Otan propõe à Rússia nova etapa de colaboração política e militar

Bruxelas, 18 set (EFE).- O secretário-geral da Organização do Tratado do Atlântico Norte (Otan), Anders Fogh Rasmussen, estendeu a mão à Rússia hoje para retomar as relações diante das aspirações nucleares do Irã, por meio de iniciativas como interligar os sistemas antimísseis russo com o dos Estados Unidos e seus aliados.

EFE |

Moscou aceitou a aproximação do antigo rival, um dia depois de a Casa Branca suspender os planos de instalar um escudo antimíssil no leste da Europa.

Em seu discurso inaugural a frente da Secretaria-Geral aliada, Rasmussen ressaltou a necessidade de atuar com maior realismo e lembrou que os desafios de agora têm pouco em comum com os do passado.

"Nossas nações vão ser cada vez mais vulneráveis aos ataques com mísseis de outros países", afirmou.

Por essa razão, ao invés de gastar energias nas diferenças - como as geradas pela expansão da Otan aos países do Leste - ele sugere concentrar esforços em ações práticas como interligar os sistemas antimísseis dos EUA, da Otan e da Rússia.

Como justificativa, lembrou que existe um interesse partilhado na prevenção da proliferação de armas de destruição em massa e seu transporte. Justificou que a partir do momento que a Coreia do Norte investe armas nucleares e o Irã também, os vizinhos podem ficar tentados a seguir o exemplo.

Rasmussen assegurou que "um mundo multi-nuclear é totalmente contra os desejos da Otan e da Rússia", e reiterou a expectativa de que o Kremlin faça pressão política e militar sobre o Irã para deter suas aspirações atômicas.

Referiu-se também à ameaça do terrorismo, que se articula do Iraque ao Afeganistão, do Oriente Médio ao Cáucaso.

O conflito do Afeganistão, no qual Rússia colabora permitindo o trânsito por seu território das forças da Otan, ou a luta contra a pirataria em águas do Índico foram mencionadas por Rasmussen como exemplos de colaboração passíveis de serem ainda mais ambiciosos.

Tanto a Otan quanto a Rússia estão em plenário processo de revisão de planos estratégicos de Defesa, e neste contexto, o político dinamarquês defendeu uma estratégia de segurança na qual a Rússia se veja refletida.

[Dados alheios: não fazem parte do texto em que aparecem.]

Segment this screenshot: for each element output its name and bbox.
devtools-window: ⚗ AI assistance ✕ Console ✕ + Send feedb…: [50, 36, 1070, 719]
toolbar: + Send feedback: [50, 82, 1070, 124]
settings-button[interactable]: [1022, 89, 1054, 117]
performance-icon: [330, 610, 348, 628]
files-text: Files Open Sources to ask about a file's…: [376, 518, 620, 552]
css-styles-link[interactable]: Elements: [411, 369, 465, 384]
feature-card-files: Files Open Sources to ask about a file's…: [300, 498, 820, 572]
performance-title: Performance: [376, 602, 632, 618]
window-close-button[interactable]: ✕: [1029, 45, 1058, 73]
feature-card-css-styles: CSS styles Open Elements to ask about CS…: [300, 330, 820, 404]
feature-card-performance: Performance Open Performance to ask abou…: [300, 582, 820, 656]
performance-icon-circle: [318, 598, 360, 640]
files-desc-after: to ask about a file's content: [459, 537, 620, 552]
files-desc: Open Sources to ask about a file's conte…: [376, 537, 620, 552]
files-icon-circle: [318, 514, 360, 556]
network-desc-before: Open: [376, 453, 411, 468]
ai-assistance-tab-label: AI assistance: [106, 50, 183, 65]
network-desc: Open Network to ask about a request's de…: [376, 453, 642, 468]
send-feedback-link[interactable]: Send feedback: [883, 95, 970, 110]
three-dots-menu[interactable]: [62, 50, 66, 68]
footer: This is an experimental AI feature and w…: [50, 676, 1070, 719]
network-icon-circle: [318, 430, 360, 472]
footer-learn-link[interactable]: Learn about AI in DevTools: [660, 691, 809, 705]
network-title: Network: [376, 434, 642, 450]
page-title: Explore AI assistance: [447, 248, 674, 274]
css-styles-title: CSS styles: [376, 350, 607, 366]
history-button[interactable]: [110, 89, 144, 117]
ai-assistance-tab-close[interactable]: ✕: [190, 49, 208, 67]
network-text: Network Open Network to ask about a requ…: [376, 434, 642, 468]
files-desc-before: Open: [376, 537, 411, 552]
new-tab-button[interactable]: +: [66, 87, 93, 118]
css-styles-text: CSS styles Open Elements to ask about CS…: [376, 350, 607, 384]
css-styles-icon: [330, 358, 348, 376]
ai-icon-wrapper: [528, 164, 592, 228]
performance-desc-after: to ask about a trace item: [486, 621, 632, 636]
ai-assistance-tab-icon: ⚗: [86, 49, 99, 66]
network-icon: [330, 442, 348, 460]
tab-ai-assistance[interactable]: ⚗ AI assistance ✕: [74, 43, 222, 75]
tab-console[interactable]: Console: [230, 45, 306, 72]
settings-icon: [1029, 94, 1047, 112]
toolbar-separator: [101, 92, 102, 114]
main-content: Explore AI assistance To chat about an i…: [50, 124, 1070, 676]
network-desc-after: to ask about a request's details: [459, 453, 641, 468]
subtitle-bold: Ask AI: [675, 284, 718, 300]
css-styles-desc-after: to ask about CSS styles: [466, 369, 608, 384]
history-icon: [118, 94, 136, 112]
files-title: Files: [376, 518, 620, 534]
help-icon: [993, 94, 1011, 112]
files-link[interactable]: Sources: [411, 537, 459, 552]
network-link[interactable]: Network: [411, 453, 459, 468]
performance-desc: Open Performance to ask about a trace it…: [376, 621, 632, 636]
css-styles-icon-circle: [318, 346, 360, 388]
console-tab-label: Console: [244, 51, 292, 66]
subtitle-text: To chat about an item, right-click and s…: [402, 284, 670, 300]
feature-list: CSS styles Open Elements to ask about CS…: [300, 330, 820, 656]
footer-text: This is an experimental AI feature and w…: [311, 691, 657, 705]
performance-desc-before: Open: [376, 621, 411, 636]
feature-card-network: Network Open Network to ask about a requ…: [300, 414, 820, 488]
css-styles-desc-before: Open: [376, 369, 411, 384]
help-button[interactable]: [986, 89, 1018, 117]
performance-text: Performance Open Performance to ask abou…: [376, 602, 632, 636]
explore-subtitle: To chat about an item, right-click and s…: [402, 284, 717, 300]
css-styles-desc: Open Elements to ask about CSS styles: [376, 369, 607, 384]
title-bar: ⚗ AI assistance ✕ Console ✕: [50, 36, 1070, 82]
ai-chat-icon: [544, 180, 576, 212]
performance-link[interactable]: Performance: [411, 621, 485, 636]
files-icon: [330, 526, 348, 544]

Como primeiro passo, propôs revitalizar o Conselho OTAN-Rússia e transformá-lo em um fórum de diálogo permanente sobre todos os assuntos relacionados à paz e à estabilidade na Europa.

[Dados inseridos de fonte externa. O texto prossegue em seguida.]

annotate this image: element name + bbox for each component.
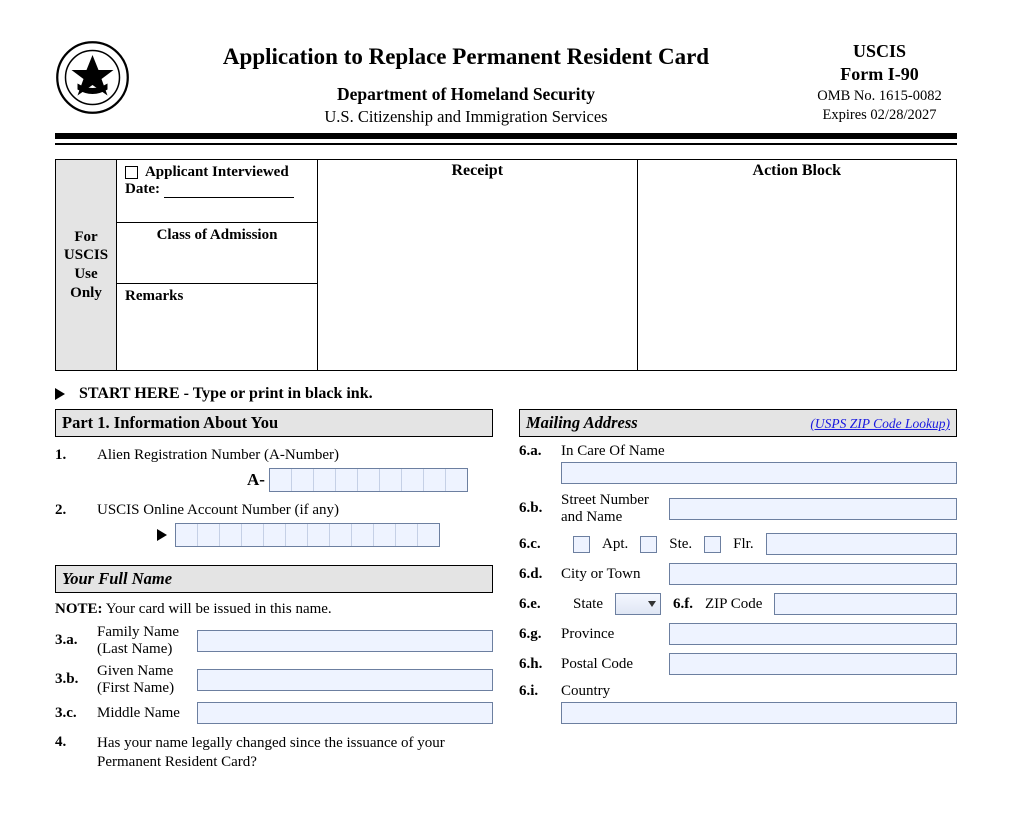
city-label: City or Town [561, 566, 669, 583]
uscis-side-label: ForUSCISUseOnly [64, 228, 108, 303]
country-input[interactable] [561, 702, 957, 724]
m6i-number: 6.i. [519, 683, 561, 700]
note-label: NOTE: [55, 601, 103, 617]
middle-name-input[interactable] [197, 702, 493, 724]
a-number-input[interactable] [269, 468, 468, 492]
mailing-address-label: Mailing Address [526, 413, 638, 433]
province-input[interactable] [669, 623, 957, 645]
your-full-name-label: Your Full Name [62, 569, 172, 589]
family-name-label: Family Name(Last Name) [97, 624, 197, 657]
q1-label: Alien Registration Number (A-Number) [97, 447, 493, 464]
postal-code-input[interactable] [669, 653, 957, 675]
street-label: Street Numberand Name [561, 492, 669, 525]
street-input[interactable] [669, 498, 957, 520]
expires: Expires 02/28/2027 [802, 106, 957, 125]
applicant-interviewed-checkbox[interactable] [125, 166, 138, 179]
start-here: START HERE - Type or print in black ink. [55, 385, 957, 403]
m6a-number: 6.a. [519, 443, 561, 460]
your-full-name-bar: Your Full Name [55, 565, 493, 593]
m6g-number: 6.g. [519, 626, 561, 643]
state-label: State [573, 596, 603, 613]
triangle-icon [157, 529, 167, 541]
uscis-account-number-input[interactable] [175, 523, 440, 547]
m6h-number: 6.h. [519, 656, 561, 673]
in-care-of-label: In Care Of Name [561, 443, 957, 460]
uscis-label: USCIS [802, 40, 957, 63]
m6f-number: 6.f. [673, 596, 693, 613]
flr-label: Flr. [733, 536, 753, 553]
a-prefix: A- [247, 470, 265, 490]
note-text: Your card will be issued in this name. [106, 601, 332, 617]
flr-checkbox[interactable] [704, 536, 721, 553]
date-line[interactable] [164, 197, 294, 198]
ste-label: Ste. [669, 536, 692, 553]
province-label: Province [561, 626, 669, 643]
given-name-input[interactable] [197, 669, 493, 691]
ste-checkbox[interactable] [640, 536, 657, 553]
apt-label: Apt. [602, 536, 628, 553]
in-care-of-input[interactable] [561, 462, 957, 484]
city-input[interactable] [669, 563, 957, 585]
postal-code-label: Postal Code [561, 656, 669, 673]
country-label: Country [561, 683, 957, 700]
unit-number-input[interactable] [766, 533, 957, 555]
triangle-icon [55, 388, 65, 400]
applicant-interviewed-label: Applicant Interviewed [145, 164, 289, 180]
part1-title: Part 1. Information About You [55, 409, 493, 437]
q3b-number: 3.b. [55, 671, 97, 688]
m6b-number: 6.b. [519, 500, 561, 517]
header-rule [55, 143, 957, 145]
name-note: NOTE: Your card will be issued in this n… [55, 601, 493, 618]
apt-checkbox[interactable] [573, 536, 590, 553]
start-here-text: START HERE - Type or print in black ink. [79, 385, 373, 402]
given-name-label: Given Name(First Name) [97, 663, 197, 696]
receipt-label: Receipt [318, 160, 637, 280]
usps-zip-lookup-link[interactable]: (USPS ZIP Code Lookup) [810, 416, 950, 432]
q1-number: 1. [55, 447, 97, 464]
zip-label: ZIP Code [705, 596, 762, 613]
form-header: Application to Replace Permanent Residen… [55, 40, 957, 139]
form-number: Form I-90 [802, 63, 957, 86]
q2-label: USCIS Online Account Number (if any) [97, 502, 493, 519]
zip-input[interactable] [774, 593, 957, 615]
form-dept: Department of Homeland Security [130, 84, 802, 105]
m6c-number: 6.c. [519, 536, 561, 553]
class-of-admission-label: Class of Admission [117, 223, 317, 284]
form-title: Application to Replace Permanent Residen… [130, 44, 802, 70]
uscis-use-only-box: ForUSCISUseOnly Applicant Interviewed Da… [55, 159, 957, 371]
dhs-seal-icon [55, 40, 130, 120]
q4-text: Has your name legally changed since the … [97, 734, 493, 772]
form-agency: U.S. Citizenship and Immigration Service… [130, 107, 802, 127]
middle-name-label: Middle Name [97, 705, 197, 722]
q3c-number: 3.c. [55, 705, 97, 722]
date-label: Date: [125, 181, 160, 197]
state-select[interactable] [615, 593, 661, 615]
remarks-label: Remarks [117, 284, 317, 370]
q4-number: 4. [55, 734, 97, 772]
q3a-number: 3.a. [55, 632, 97, 649]
omb-number: OMB No. 1615-0082 [802, 87, 957, 106]
m6d-number: 6.d. [519, 566, 561, 583]
action-block-label: Action Block [638, 160, 957, 370]
m6e-number: 6.e. [519, 596, 561, 613]
q2-number: 2. [55, 502, 97, 519]
family-name-input[interactable] [197, 630, 493, 652]
mailing-address-bar: Mailing Address (USPS ZIP Code Lookup) [519, 409, 957, 437]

"A Rússia tem que perceber que a Otan está aqui para ficar", ressaltou.

"A Rússia é uma grande potência europeia, com seus próprios pontos de vista e interesses", complementou.

O discurso de Rasmussen foi considerado como positivo e construtivo pelo embaixador russo perante a Otan, Dmitri Rogozin, que confiou em que suas palavras se transformem em ações imediatas.

As palavras do novo secretário-geral da Aliança não agradaram a todos, principalmente os aliados.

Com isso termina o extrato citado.